Hugh Espey, executive director of CCI, maintains the deal will turn as much as 800,000 acres of land into a massive grain-and-livestock operation.

The whole operation could net AgriSol “as much as $300 million a year from the forcible eviction of subsistence farmers from refugee camps in Tanzania, leasing the newly vacant land from the government at 25 cents an acre, and exporting the vertically integrated, industrial model of corporate agribusiness from Iowa to Tanzania, all duty and tax free.”

Mr Espey said that some Tanzanian public officials accepted trips to the United States sponsored by the Iowa-based AgriSol Energy. “A 2010 blueprint and memorandum of understanding with the Tanzanian government shows AgriSol’s original intention to build large industrial farms on land occupied by more than 160,000 Burundian refugees who will be offered $200 for eviction,” he said.

According to emails seen by The EastAfrican last week, top administrators including Tanzania Prime Minister Mizengo Pinda and some government officials visited the Iowa-based firm between 2010 and2011 and were promised sponsorships for university students from Tanzania for programmes at Iowa State’s College of Agriculture and Life Sciences.

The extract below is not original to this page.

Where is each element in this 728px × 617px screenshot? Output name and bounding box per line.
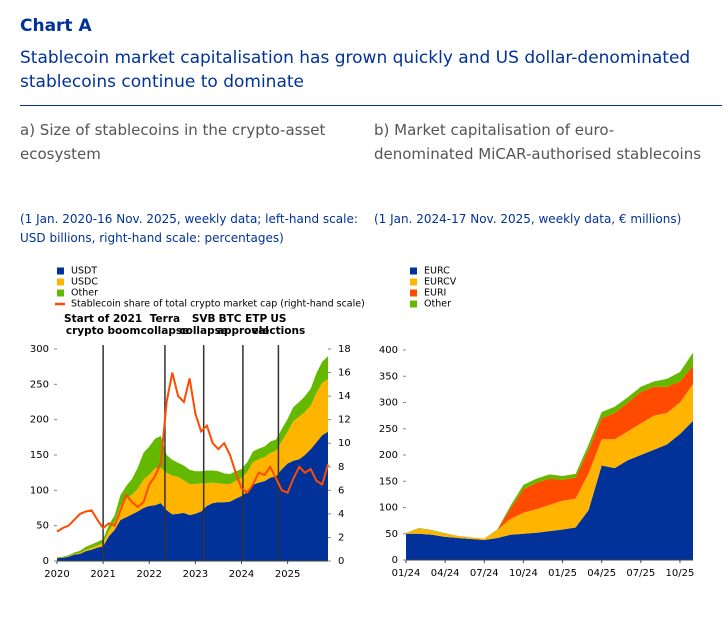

In a letter to The EastAfrican last week, the executive director of the California-based policy think tank Oakland Institute, Anuradha Mittal, says that the institute had in June last year exposed the largest land deal in Tanzania, which had been hidden away from public scrutiny and discussion.

“The project was portrayed as sustainable agriculture, all the while plans were being laid to develop large-scale monocrops, use high levels of chemicals, and even ask for changes in the national biosafety regulations so that genetically modified crops could be grown,” she said.